Nasional

Sarbumusi Desak Pengesahan RUU PRT yang Mangkrak di DPR Selama 2 Dekade

Jumat, 28 November 2025 | 12:45 WIB

Sarbumusi Desak Pengesahan RUU PRT yang Mangkrak di DPR Selama 2 Dekade

Presiden Konfederasi Sarbumusi Irham Ali Saifuddin. (Foto: NU Online/Suwitno)

Jakarta, NU Online

Konfederasi Sarbumusi mendesak pemerintah dan DPR untuk segera mengesahkan Rancangan Undang-Undang Pelindungan Pekerja Rumah Tangga (RUU PPRT) yang telah mangkrak selama dua dekade.


Desakan itu disampaikan Presiden Sarbumusi Irham Ali Saifuddin saat bertemu dengan Kepala Kantor Staf Presiden (KSP) Muhammad Qodari di Jakarta, Rabu (26/11/2025).


Irham menuturkan jumlah pekerja rumah tangga (PRT) di Indonesia sangat besar dan membutuhkan instrumen perlindungan yang kuat. Ia mendorong pemerintah mempercepat pengesahan RUU PRT serta meratifikasi Konvensi ILO Nomor 189 tentang pekerjaan yang layak bagi PRT.


"Segera sahkan Rancangan Undang-Undang Pelindungan Pekerja Rumah Tangga yang sudah mangkrak di DPR selama 20 tahun," katanya kepada NU Online, Kamis (27/11/2025).


Irham menjelaskan, berdasarkan estimasi Organisasi Perburuhan Internasional (ILO), jumlah PRT di Indonesia mencapai 4 hingga 5 juta orang. Kondisi ini, menurutnya, menegaskan perlunya negara hadir memberikan perlindungan yang memadai.


"Kami juga memberikan masukan kepada Kepala Staf Kepresidenan tentang pentingnya pemerintah untuk memperkuat pelindungan bagi kawan-kawan pekerja rumah tangga," ujarnya.


Ia menambahkan bahwa proporsi PRT dalam konteks pekerja migran Indonesia (PMI) juga sangat besar.
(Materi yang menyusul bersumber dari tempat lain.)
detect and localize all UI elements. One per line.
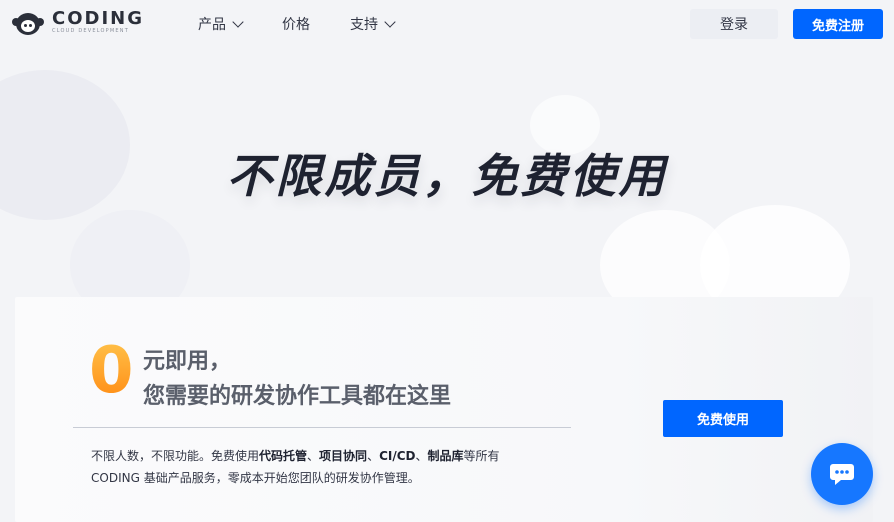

Merujuk data Bank Dunia, terdapat sekitar 10,5 juta PMI yang bekerja di luar negeri dan sekitar 80 persen di antaranya merupakan PRT.


"Tentu ini angka yang cukup besar sekali. Peran baik pemerintah untuk memperkuat instrumen pelindungan pekerja rumah tangga," katanya.


Selain isu perlindungan PRT, Irham juga meminta pemerintah mulai mengarahkan kebijakan ketenagakerjaan dengan menerapkan pendekatan sektoral.


Menurutnya, pendekatan ini perlu diterapkan dalam penyusunan kebijakan ketenagakerjaan, termasuk dalam RUU Ketenagakerjaan yang baru.


Ia menilai bahwa pendekatan sektoral, terutama dalam isu pengupahan, dapat mengurangi ketegangan tahunan yang biasa muncul dalam penetapan upah minimum.


"Kalau isu-isu pengupahan ini sudah sektoral, ini kita harapkan setiap tahun tidak akan banyak ribut terkait penetapan upah minimum tahunan. Dimana sudah belasan tahun negara ini setiap penetapan upah minum buruh itu selalu diwarnai dengan keributan," jelasnya.


Irham memandang pendekatan sektoral dapat membantu mengatasi kesenjangan antar sektor. Menurutnya, terdapat jarak yang cukup besar antara sektor mapan seperti manufaktur dan energi dengan sektor padat karya maupun sektor informal.


Dengan pendekatan sektoral, ia berharap produktivitas, kontribusi ekonomi, serta kesejahteraan pekerja di tiap sektor dapat meningkat secara seimbang.


"Kontribusi terhadap ekonomi itu bisa lebih dioptimalkan dan sejalan secara paralel buruh atau pekerja di masing-masing sektor itu juga bisa ditingkatkan kesejahteraannya sehingga ini nanti akan secara ekonomi akan menguntungkan negara tapi juga menetes sampai ke bawah, dirasakan langsung oleh masyarakat," jelasnya.


Pertemuan Sarbumusi dengan Kepala KSP itu turut dihadiri perwakilan dari federasi di bawah Sarbumusi, antara lain Rumah Berdaya Pengemudi Indonesia (RBPI), Serikat Pekerja Perikanan Indonesia (SPPI), Federasi Serikat Pekerja Pelabuhan dan Strategis Nasional (FSPPSN), serta Wakil Direktur LBH Sarbumusi Masykur Isnan.